A friend and fellow writer shared with me a beautiful piece she wrote about gray hair. She welcomed her first gray hair as a sign of possible wisdom when she was a sophomore in college. Ten years later, she started dying her hair because she didn’t want to be wise, she wanted to be sexy. Now she is dying a full head of gray hair every four weeks. She is exploring the possible, painful process of letting her hair go gray. Her writing about her relationship with her hair was a brilliant mix of personal and political with an honest combination of anger and sadness.
I made her cry.
I pushed her, in her writing, to keep exploring what was going on under the surface.
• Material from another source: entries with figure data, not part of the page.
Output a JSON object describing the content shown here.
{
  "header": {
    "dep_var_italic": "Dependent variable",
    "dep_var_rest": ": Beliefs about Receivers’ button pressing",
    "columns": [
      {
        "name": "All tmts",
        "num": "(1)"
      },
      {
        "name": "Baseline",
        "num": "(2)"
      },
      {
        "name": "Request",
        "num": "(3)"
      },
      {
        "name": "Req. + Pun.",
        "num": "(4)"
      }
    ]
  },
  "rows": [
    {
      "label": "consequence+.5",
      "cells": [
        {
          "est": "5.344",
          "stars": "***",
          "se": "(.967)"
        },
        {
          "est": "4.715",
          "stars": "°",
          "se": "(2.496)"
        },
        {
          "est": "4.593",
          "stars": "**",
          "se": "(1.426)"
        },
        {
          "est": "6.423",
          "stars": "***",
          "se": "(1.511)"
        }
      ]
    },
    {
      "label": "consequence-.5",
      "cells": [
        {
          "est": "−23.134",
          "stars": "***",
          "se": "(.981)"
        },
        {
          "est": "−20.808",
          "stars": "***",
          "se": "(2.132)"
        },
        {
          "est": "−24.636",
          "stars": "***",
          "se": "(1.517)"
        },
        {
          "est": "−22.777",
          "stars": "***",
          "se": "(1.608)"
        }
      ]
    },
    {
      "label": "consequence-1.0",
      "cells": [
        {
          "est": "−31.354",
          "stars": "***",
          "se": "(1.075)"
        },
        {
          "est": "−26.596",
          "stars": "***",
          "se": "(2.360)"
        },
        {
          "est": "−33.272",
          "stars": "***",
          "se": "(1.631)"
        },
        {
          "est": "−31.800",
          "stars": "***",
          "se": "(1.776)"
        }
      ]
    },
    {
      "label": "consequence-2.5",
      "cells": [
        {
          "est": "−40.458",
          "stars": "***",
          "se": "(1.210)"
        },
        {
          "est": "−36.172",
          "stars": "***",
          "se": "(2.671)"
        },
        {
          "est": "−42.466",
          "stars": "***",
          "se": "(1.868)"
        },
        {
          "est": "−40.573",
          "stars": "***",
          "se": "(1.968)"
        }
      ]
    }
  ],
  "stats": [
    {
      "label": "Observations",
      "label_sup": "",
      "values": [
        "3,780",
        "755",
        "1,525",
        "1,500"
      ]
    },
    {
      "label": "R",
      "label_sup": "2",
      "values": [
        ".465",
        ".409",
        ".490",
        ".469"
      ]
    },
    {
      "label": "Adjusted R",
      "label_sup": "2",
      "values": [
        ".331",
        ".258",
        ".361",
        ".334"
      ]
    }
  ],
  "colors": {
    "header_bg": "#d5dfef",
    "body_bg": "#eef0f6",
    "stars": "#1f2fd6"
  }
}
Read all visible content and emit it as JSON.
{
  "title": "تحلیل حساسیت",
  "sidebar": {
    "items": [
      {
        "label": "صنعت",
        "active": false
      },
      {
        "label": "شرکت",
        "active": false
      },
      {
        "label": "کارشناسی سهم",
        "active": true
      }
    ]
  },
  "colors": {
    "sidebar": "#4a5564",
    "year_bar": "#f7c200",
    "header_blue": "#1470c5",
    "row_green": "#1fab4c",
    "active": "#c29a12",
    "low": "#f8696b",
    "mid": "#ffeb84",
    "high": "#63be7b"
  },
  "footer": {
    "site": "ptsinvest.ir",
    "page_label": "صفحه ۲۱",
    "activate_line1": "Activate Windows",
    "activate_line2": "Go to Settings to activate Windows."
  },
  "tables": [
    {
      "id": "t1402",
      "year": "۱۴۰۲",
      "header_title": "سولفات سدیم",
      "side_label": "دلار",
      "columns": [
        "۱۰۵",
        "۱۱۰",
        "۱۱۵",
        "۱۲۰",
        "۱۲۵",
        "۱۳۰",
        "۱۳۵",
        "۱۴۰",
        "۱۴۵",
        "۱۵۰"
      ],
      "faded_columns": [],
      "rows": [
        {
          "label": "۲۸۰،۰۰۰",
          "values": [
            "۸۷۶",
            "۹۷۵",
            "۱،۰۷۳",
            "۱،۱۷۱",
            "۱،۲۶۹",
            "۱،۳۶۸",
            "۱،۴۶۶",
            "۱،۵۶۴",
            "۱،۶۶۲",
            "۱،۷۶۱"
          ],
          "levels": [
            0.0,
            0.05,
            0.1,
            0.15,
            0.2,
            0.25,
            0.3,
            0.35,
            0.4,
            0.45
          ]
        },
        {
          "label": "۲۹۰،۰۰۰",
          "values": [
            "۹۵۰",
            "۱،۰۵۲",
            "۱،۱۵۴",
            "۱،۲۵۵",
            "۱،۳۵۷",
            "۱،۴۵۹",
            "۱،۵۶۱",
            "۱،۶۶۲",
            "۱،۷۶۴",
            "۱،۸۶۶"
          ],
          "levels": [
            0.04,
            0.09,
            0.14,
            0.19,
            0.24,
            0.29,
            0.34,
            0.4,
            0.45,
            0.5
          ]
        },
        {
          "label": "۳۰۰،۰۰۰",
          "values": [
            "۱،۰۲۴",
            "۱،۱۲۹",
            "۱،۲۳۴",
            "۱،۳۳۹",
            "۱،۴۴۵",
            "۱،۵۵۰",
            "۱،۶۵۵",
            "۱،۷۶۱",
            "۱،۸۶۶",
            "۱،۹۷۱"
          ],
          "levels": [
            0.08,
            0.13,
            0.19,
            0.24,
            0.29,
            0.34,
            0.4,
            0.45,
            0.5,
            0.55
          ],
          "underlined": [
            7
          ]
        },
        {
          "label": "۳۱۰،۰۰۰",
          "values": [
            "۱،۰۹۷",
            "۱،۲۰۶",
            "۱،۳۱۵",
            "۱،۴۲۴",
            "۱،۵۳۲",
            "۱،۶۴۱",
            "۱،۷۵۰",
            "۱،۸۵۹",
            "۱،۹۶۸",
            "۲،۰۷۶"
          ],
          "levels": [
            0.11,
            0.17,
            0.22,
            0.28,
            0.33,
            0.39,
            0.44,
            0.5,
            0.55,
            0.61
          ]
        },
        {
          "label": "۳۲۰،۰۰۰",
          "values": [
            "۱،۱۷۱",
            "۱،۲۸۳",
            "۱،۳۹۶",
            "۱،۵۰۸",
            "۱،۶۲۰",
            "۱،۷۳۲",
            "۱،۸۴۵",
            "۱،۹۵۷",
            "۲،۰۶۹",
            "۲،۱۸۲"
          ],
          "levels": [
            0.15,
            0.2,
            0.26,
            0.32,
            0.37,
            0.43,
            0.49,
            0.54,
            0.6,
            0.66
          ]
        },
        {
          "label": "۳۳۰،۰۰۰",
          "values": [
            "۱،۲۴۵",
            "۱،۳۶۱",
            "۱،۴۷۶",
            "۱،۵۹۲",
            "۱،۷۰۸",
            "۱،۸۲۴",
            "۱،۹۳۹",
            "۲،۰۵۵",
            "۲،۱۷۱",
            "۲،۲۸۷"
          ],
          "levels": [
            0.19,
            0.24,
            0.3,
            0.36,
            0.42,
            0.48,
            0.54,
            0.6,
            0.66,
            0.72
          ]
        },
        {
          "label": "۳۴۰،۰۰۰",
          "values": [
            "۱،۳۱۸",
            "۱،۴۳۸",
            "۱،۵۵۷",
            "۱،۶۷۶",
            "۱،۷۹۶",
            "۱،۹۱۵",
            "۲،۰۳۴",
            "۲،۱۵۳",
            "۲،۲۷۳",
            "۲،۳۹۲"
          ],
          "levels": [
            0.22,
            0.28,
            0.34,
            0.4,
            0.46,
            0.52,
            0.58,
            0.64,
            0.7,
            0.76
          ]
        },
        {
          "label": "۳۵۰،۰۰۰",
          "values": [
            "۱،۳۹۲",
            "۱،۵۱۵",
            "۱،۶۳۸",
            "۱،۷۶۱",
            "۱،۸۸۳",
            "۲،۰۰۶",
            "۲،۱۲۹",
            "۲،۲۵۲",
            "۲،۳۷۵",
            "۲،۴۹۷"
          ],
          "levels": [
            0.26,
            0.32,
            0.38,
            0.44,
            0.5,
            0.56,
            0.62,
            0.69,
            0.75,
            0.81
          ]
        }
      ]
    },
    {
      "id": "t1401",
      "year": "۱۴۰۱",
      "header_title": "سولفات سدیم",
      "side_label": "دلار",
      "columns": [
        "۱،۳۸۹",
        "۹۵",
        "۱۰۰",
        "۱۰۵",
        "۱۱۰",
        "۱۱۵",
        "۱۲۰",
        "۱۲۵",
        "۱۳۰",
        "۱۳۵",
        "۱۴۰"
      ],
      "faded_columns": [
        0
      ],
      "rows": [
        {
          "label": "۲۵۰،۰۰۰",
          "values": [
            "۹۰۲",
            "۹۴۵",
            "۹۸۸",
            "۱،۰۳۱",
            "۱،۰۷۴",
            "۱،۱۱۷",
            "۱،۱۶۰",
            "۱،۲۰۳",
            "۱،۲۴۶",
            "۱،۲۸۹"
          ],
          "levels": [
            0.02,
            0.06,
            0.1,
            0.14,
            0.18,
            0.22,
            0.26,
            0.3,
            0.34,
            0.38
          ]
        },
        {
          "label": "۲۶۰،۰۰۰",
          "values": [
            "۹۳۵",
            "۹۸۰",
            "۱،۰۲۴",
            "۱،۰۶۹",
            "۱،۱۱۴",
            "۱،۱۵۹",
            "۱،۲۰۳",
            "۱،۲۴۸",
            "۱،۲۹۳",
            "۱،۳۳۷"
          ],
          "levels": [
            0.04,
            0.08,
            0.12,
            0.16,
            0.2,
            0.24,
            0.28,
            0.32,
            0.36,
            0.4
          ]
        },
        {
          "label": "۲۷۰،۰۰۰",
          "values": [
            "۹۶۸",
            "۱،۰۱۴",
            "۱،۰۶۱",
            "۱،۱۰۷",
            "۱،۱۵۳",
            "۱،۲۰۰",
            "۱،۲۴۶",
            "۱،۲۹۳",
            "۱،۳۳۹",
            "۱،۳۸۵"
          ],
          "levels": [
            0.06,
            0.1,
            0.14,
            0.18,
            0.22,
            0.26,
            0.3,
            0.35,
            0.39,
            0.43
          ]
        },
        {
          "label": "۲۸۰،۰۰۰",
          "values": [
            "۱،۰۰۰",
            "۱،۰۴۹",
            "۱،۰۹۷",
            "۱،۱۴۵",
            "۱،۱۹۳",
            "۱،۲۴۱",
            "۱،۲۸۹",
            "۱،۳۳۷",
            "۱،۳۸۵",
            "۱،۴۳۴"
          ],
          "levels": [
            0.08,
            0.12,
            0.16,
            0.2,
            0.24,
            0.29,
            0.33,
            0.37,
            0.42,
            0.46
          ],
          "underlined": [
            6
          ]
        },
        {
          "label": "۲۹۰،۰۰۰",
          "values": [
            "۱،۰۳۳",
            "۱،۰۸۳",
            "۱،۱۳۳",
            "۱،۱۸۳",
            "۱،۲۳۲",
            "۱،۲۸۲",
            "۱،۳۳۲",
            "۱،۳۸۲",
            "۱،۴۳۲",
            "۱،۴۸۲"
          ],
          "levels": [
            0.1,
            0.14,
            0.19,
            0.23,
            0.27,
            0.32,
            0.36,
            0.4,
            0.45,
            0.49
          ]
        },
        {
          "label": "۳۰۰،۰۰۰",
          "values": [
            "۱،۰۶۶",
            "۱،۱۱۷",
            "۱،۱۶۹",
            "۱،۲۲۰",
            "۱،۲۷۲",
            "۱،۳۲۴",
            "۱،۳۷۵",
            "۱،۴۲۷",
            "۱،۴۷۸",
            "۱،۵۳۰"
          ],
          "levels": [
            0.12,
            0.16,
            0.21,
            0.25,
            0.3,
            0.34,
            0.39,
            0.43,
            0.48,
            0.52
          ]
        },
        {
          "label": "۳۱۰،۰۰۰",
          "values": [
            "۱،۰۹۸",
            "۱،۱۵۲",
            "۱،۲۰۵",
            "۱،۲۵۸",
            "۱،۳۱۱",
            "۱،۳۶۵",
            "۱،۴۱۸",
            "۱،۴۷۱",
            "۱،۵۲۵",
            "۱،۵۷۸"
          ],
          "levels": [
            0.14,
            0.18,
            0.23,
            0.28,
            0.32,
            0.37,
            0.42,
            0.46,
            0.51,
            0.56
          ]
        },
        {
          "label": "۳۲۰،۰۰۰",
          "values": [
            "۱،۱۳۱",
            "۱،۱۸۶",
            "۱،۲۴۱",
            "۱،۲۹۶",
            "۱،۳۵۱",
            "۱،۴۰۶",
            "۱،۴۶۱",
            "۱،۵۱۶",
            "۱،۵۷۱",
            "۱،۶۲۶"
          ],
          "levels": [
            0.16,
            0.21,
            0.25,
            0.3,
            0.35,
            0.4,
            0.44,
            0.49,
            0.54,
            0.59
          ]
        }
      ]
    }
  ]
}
To explore her anger, to explore her sadness. I could tell there was so much more than what she had written. She burst into tears.
She told about her aunt, a powerful CEO in Europe with a regal head of grey hair. My friend used to be on the same path as her aunt. After getting her MBA at Harvard, she went on to run her own company. When she got pregnant with her son, she had a nanny lined up. But she couldn’t do it. She quit her job and stayed at home with her son, and then her daughter. Her son is now twelve, her daughter nine. They are fascinating, gorgeous kids. She has no regrets about walking away from professional power to raise them. But she admitted, “I look at my aunt and know that she deserves her wise, gray locks. I realize I don’t think I have accomplished enough in life to have gray hair. I don’t feel like I have earned it. That is why I am scared of going gray.”